Le député national Olivier Katuala s’apprête à déposer ce lundi une démarche officielle d’interpellation contre la Gouverneure de la Banque Centrale du Congo (BCC), accusée de violation manifeste de la loi bancaire. Une action parlementaire inédite qui risque de secouer le secteur financier congolais.
Dans une déclaration rendue publique, le député affirme que l’Instruction n°18 (modifiée en juillet 2023), émise par la BCC, outrepasse les limites de l’institution en prolongeant illégalement un délai fixé par la loi n°22-069. En cause : l’article 62 de ladite instruction, qui accorde aux établissements de crédit trois ans pour se conformer à l’obligation de dilution de leur capital social – une mesure que la loi plafonne pourtant à six mois.
Une réglementation bancale ?
La loi bancaire impose aux établissements de crédit de répartir leur capital entre au moins quatre actionnaires significatifs, chacun détenant au minimum 15 %. Cette exigence, unique en Afrique, vise à éviter la concentration du pouvoir au sein des banques, mais elle soulève aussi de nombreuses critiques.
« Cette mesure atypique est non seulement contre-productive, mais elle fragilise aussi la compétitivité de notre secteur bancaire », dénonce Olivier Katuala. Selon lui, la BCC aurait dû solliciter le Parlement pour amender la loi au lieu de recourir à une instruction administrative qui outrepasse clairement les prérogatives constitutionnelles.
Un précédent grave pour la régulation bancaire
La démarche du député intervient alors que le Parlement examine une proposition de loi qu’il a lui-même déposée en septembre 2024. Ce texte vise à réformer les conditions d’agrément des établissements de crédit, en remettant notamment en question l’obligation de dilution.
« La Banque Centrale semble avoir reconnu, trop tard, l’inadéquation de cette exigence. Mais au lieu de collaborer avec les institutions légitimes, elle a choisi de contourner la loi. C’est un précédent fâcheux pour notre démocratie », regrette-t-il.
Des risques juridiques pour la BCC et les banques
Selon Olivier Katuala, les conséquences de cette instruction sont lourdes. D’un côté, les dirigeants de la BCC – dont la Gouverneure – s’exposent à des sanctions pour abus de pouvoir. De l’autre, les établissements de crédit se retrouvent dans une insécurité juridique majeure : bien qu’un délai leur ait été accordé, ils restent en situation d’illégalité et risquent des sanctions administratives et financières.

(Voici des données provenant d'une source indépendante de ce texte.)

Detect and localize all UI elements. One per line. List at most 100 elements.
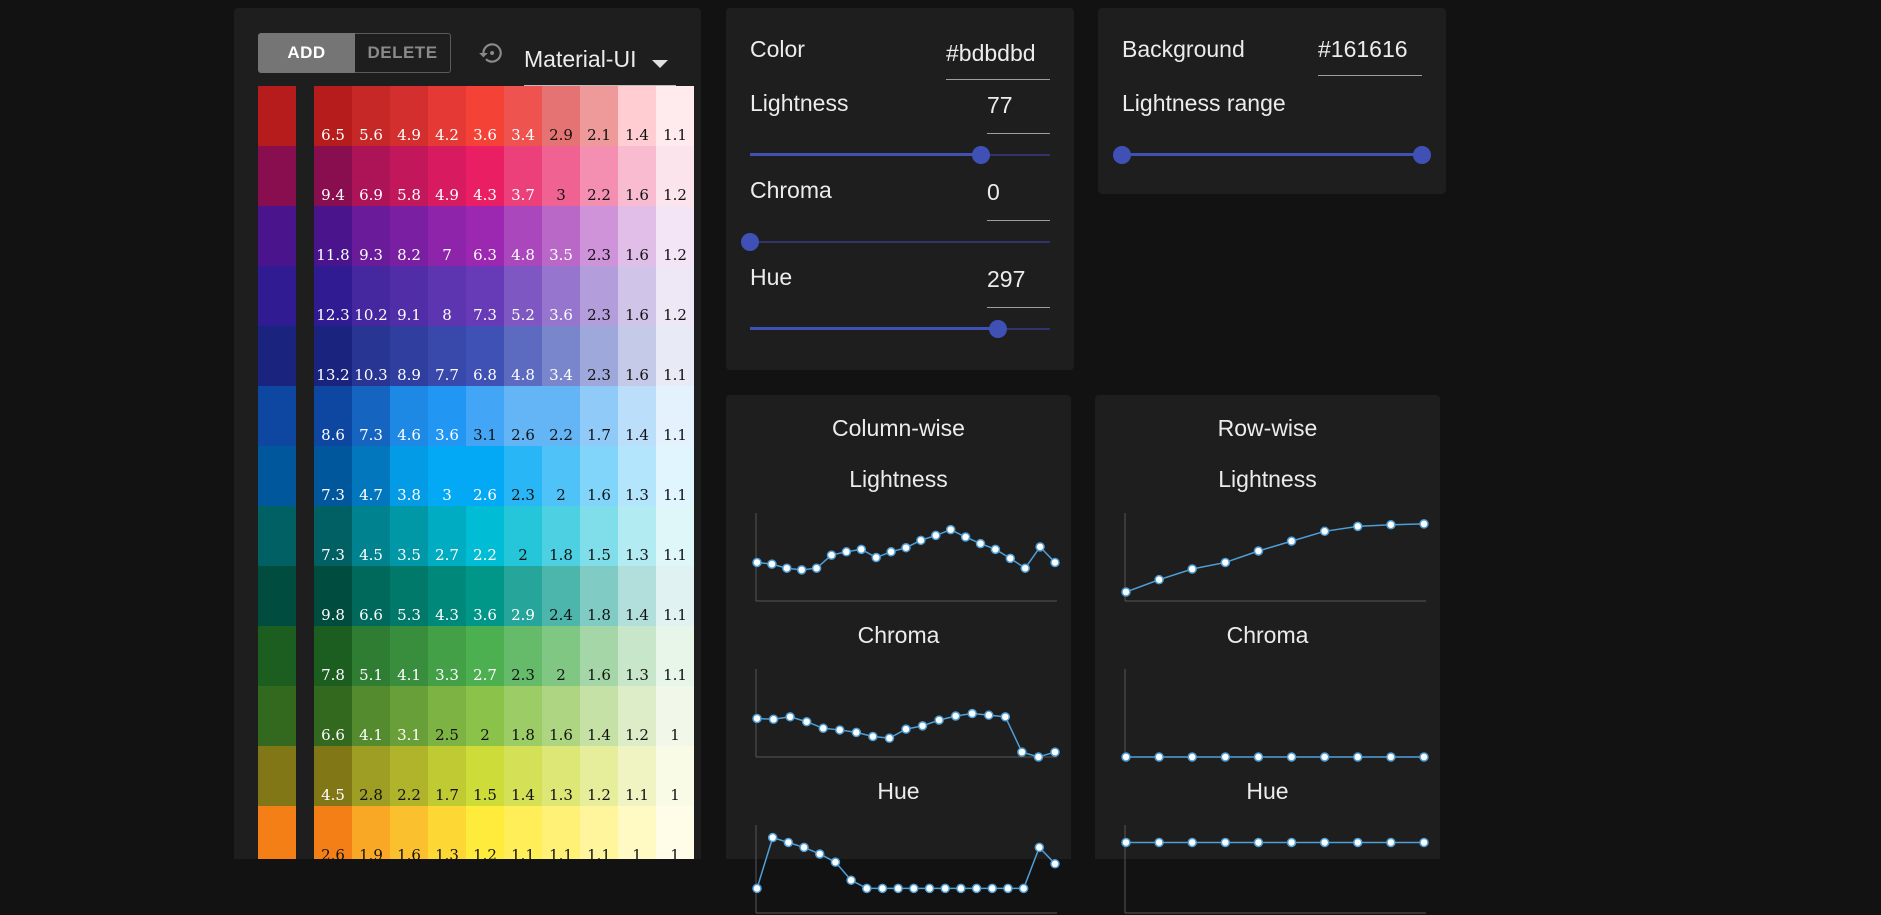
preset-select[interactable]: Material-UI [524,38,676,86]
palette-swatch[interactable]: 1.6 [580,446,618,506]
hue-input[interactable]: 297 [987,266,1050,308]
palette-swatch[interactable]: 10.3 [352,326,390,386]
color-hex-input[interactable]: #bdbdbd [946,40,1050,80]
palette-swatch[interactable]: 6.5 [314,86,352,146]
palette-swatch[interactable]: 3.6 [428,386,466,446]
palette-swatch[interactable]: 2 [542,446,580,506]
palette-swatch[interactable]: 4.9 [390,86,428,146]
palette-swatch[interactable]: 3 [428,446,466,506]
base-swatch[interactable] [258,266,296,326]
palette-swatch[interactable]: 1.3 [618,626,656,686]
palette-swatch[interactable]: 4.6 [390,386,428,446]
palette-swatch[interactable]: 8 [428,266,466,326]
palette-swatch[interactable]: 1.6 [618,266,656,326]
palette-swatch[interactable]: 1.5 [466,746,504,806]
palette-swatch[interactable]: 1.4 [618,566,656,626]
base-swatch[interactable] [258,326,296,386]
base-swatch[interactable] [258,806,296,859]
lightness-slider[interactable] [750,145,1050,165]
delete-button[interactable]: DELETE [355,33,451,73]
palette-swatch[interactable]: 1.2 [466,806,504,859]
palette-swatch[interactable]: 1.2 [656,266,694,326]
palette-swatch[interactable]: 1.2 [656,206,694,266]
palette-swatch[interactable]: 3.6 [466,566,504,626]
palette-swatch[interactable]: 4.7 [352,446,390,506]
palette-swatch[interactable]: 1.1 [542,806,580,859]
palette-swatch[interactable]: 2 [542,626,580,686]
palette-swatch[interactable]: 2.3 [504,626,542,686]
palette-swatch[interactable]: 2.1 [580,86,618,146]
palette-swatch[interactable]: 2.9 [542,86,580,146]
palette-swatch[interactable]: 1.1 [656,86,694,146]
palette-swatch[interactable]: 7.8 [314,626,352,686]
palette-swatch[interactable]: 3.1 [466,386,504,446]
palette-swatch[interactable]: 3.4 [542,326,580,386]
palette-swatch[interactable]: 5.2 [504,266,542,326]
palette-swatch[interactable]: 3.7 [504,146,542,206]
palette-swatch[interactable]: 13.2 [314,326,352,386]
palette-swatch[interactable]: 1 [656,686,694,746]
chroma-input[interactable]: 0 [987,179,1050,221]
palette-swatch[interactable]: 6.8 [466,326,504,386]
palette-swatch[interactable]: 2.7 [466,626,504,686]
palette-swatch[interactable]: 2.2 [390,746,428,806]
palette-swatch[interactable]: 1.3 [618,446,656,506]
palette-swatch[interactable]: 1 [618,806,656,859]
palette-swatch[interactable]: 1 [656,746,694,806]
palette-swatch[interactable]: 12.3 [314,266,352,326]
palette-swatch[interactable]: 1.3 [618,506,656,566]
palette-swatch[interactable]: 4.5 [314,746,352,806]
background-hex-input[interactable]: #161616 [1318,36,1422,76]
palette-swatch[interactable]: 2 [504,506,542,566]
palette-swatch[interactable]: 4.8 [504,206,542,266]
palette-swatch[interactable]: 2.3 [504,446,542,506]
palette-swatch[interactable]: 2.5 [428,686,466,746]
palette-swatch[interactable]: 2.8 [352,746,390,806]
palette-swatch[interactable]: 3 [542,146,580,206]
slider-thumb[interactable] [741,233,759,251]
palette-swatch[interactable]: 1.7 [580,386,618,446]
palette-swatch[interactable]: 1.4 [618,86,656,146]
palette-swatch[interactable]: 1.6 [390,806,428,859]
palette-swatch[interactable]: 11.8 [314,206,352,266]
palette-swatch[interactable]: 8.6 [314,386,352,446]
palette-swatch[interactable]: 3.3 [428,626,466,686]
base-swatch[interactable] [258,686,296,746]
palette-swatch[interactable]: 8.2 [390,206,428,266]
palette-swatch[interactable]: 1.6 [542,686,580,746]
palette-swatch[interactable]: 5.3 [390,566,428,626]
palette-swatch[interactable]: 7 [428,206,466,266]
chroma-slider[interactable] [741,232,1050,252]
palette-swatch[interactable]: 9.8 [314,566,352,626]
palette-swatch[interactable]: 4.1 [390,626,428,686]
base-swatch[interactable] [258,386,296,446]
palette-swatch[interactable]: 6.9 [352,146,390,206]
palette-swatch[interactable]: 10.2 [352,266,390,326]
palette-swatch[interactable]: 6.3 [466,206,504,266]
palette-swatch[interactable]: 6.6 [352,566,390,626]
palette-swatch[interactable]: 3.6 [542,266,580,326]
base-swatch[interactable] [258,446,296,506]
palette-swatch[interactable]: 8.9 [390,326,428,386]
palette-swatch[interactable]: 2.3 [580,206,618,266]
palette-swatch[interactable]: 7.3 [466,266,504,326]
palette-swatch[interactable]: 2 [466,686,504,746]
palette-swatch[interactable]: 1.7 [428,746,466,806]
base-swatch[interactable] [258,146,296,206]
palette-swatch[interactable]: 4.2 [428,86,466,146]
palette-swatch[interactable]: 9.3 [352,206,390,266]
lightness-input[interactable]: 77 [987,92,1050,134]
palette-swatch[interactable]: 7.3 [314,446,352,506]
palette-swatch[interactable]: 1.9 [352,806,390,859]
palette-swatch[interactable]: 1.1 [580,806,618,859]
palette-swatch[interactable]: 3.5 [542,206,580,266]
palette-swatch[interactable]: 1.1 [656,326,694,386]
slider-thumb[interactable] [972,146,990,164]
palette-swatch[interactable]: 4.3 [466,146,504,206]
palette-swatch[interactable]: 1.1 [656,386,694,446]
slider-thumb[interactable] [988,320,1007,338]
palette-swatch[interactable]: 7.3 [352,386,390,446]
palette-swatch[interactable]: 1.6 [618,146,656,206]
palette-swatch[interactable]: 2.6 [314,806,352,859]
palette-swatch[interactable]: 3.4 [504,86,542,146]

Face à cette situation, le député appelle à une collaboration constructive. « Je tends la main à la BCC. Si ma proposition de loi est adoptée, nous pourrons ensemble rectifier les erreurs de cette loi bancaire. Mais cela exige un retour à la légalité et au respect de nos institutions. »
Vers un débat houleux à l’Assemblée ?
Avec cette interpellation, c’est un débat de fond qui s’ouvre sur la gouvernance du secteur bancaire et les limites du pouvoir réglementaire de la BCC. L’Assemblée nationale devra se pencher sur un dossier explosif, où se mêlent enjeux juridiques, stabilité économique et respect des institutions.